Friday, February 10, 2017

February 9, 2017

The day dawned beautifully.  And Sunee surprised me by calling to say she had taken the day off.  She wanted to know if I wanted to go for a walk.  For old time's sake.  It took me about .2 seconds to agree.  Lance had gone to bed the night before with a bit of a sick tummy, and when I checked on him in the night, my nose told me that he was still sick.  I had changed his diaper and cleaned him up and put him back to bed.  Well, as soon as I entered the hall this morning, I could smell that something horrible had happened in Lance's room!  I went in to get him, surprised that he could sleep through the stench.  He and his bed were soaked through with diarrhea.  Poor, poor boy.

I gently undressed him and wiped him down.  Then I wrapped him in a towel and held him while I stripped his bed down with one hand.  After washing him off in a warm bath, I dressed him in soft clothes and put his jacket on.  It may have been overly selfish of me to put him in the stroller, but walking with Sunee is one of my favorite activities.  I wrapped him in warm blankets, even though the day was beautiful and off we went.  We had Owen with us too.  Sunee and I talked and talked as fast as we could, but we only covered about one tenth of the topics we wanted to cover.  But it was a joy to be together.  Owen and Lance were happy that we passed a bunch of cows with some calves and a herd of sheep with some little lambs wobbling around.  It was so darling to see.

Toward the end of the walk, Lance had dozed off so I quietly carried him to his bed.  We said goodbye to Sunee and then Owen had a little friend over to play.  I then spent the next hour in the laundry room.  I love to listen to General Conference talks or the scriptures while I work in my laundry room.  I love everything about my laundry room: the sun streams in through the glass door, the laundry smells are fantastic, and I have three machines hard at work for me.  As I listened this time, my mind seemed to be particularly open to inspiration.  I kept feeling the spirit wash over me as I was struck by new teachings and thoughts.  I realized I should have had a notebook to jot down everything I was hearing that needed a revisit!

One of the things I heard that I thought was interesting was this thought: we live in increasingly perilous times.  But God's compensation to us for living in such perilous times is that we also live in the fulness of times.  I liked that a lot.  I did remember to write that one down.  I scribbled it in my little book from the IronRodMan activity we did in young women's--the one where we read the whole Book of Mormon in two days.  That also happened to be one of the most powerful experiences of my life.

Anyway, I had also written in that little notebook about 2 Nephi 1:7

 Wherefore, this land is consecrated unto him whom he shall bring.
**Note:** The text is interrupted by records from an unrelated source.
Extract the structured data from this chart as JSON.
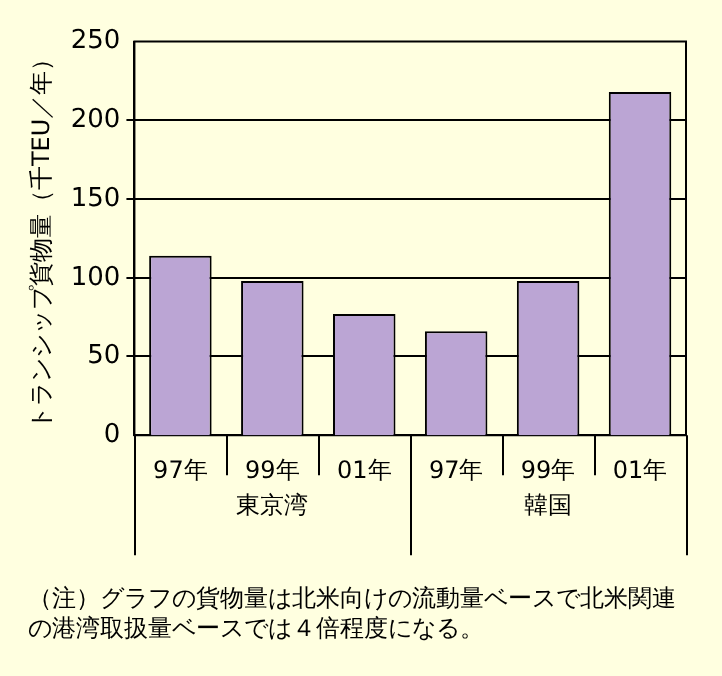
{
  "chart_data": {
    "type": "bar",
    "ylabel": "トランシップ貨物量（千TEU／年）",
    "categories": [
      "97年",
      "99年",
      "01年",
      "97年",
      "99年",
      "01年"
    ],
    "values": [
      114,
      98,
      77,
      66,
      98,
      218
    ],
    "color": "#bba5d4",
    "ylim": [
      0,
      250
    ],
    "yticks": [
      0,
      50,
      100,
      150,
      200,
      250
    ],
    "grid": "y",
    "legend": false,
    "annotations": [
      "東京湾",
      "韓国",
      "（注）グラフの貨物量は北米向けの流動量ベースで北米関連の港湾取扱量ベースでは４倍程度になる。"
    ]
  }
}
And if it so be that they shall serve him according to the commandments which he hath given, it shall be a land of liberty unto them; wherefore, they shall never be brought down into captivity; if so, it shall be because of iniquity; for if iniquity shall abound cursedshall be the land for their sakes, but unto the righteous it shall be blessed forever.

Reading that during the IronRodMan got me thinking about the last few lines.  Is it possible that this land can be cursed because of iniquity, but AT THE SAME TIME, be blessed forever for the righteous? Perilous times, but also fulness of times.  Can we exist in this troubled world while experiencing the most sublime, blessed life?  

For some reason, that thought brings tremendous peace to my heart.  Let the world fall apart, but as for me and my house, we will serve the Lord.  The whole "it matters not what happens in the White House, but what happens in my house" and all that.  It feels to me like everyone is screaming about something these days.  And I am so grateful that I can fold laundry in my sun-filled room, while listening to a prophet's voice, and feel the spirit leading and guiding me in my earthly work.  Is there any way to be more blessed than that?

Well, eventually the stench from Lance's room was filling the whole house.  I went in to collect my poor little boy and found him sopping wet again.  It was like the morning on repeat.  I changed him and bathed him and wrapped him in a fresh towel.  As he laid his sweet head on my shoulder, I thought, "How lucky is this little boy?  He has a mother to tend to his every need, to lovingly clean him up and keep him comfortable, to be there every time he needs me."  I didn't think of it in a boastful way, but an intensely grateful way.  Thankful that I could be the mother.  Thankful, because I love Lance so much, that he is so well taken care of.  And also broken hearted to think that not every sweet baby on this earth has such a life.  I held him a little longer at the thought.

Thankfully, Lance perked up throughout the afternoon.  By bedtime, he was sleepy but he was eating and drinking and acting like himself.  And the kids put away their clean laundry.  And I found Julia in Miles' bed, alongside her favorite reading partner.  At our house, at bedtime, we read.  And we read.  Oh the places we go.  Oh, happy day!
Miles and Julia--my little bookworms!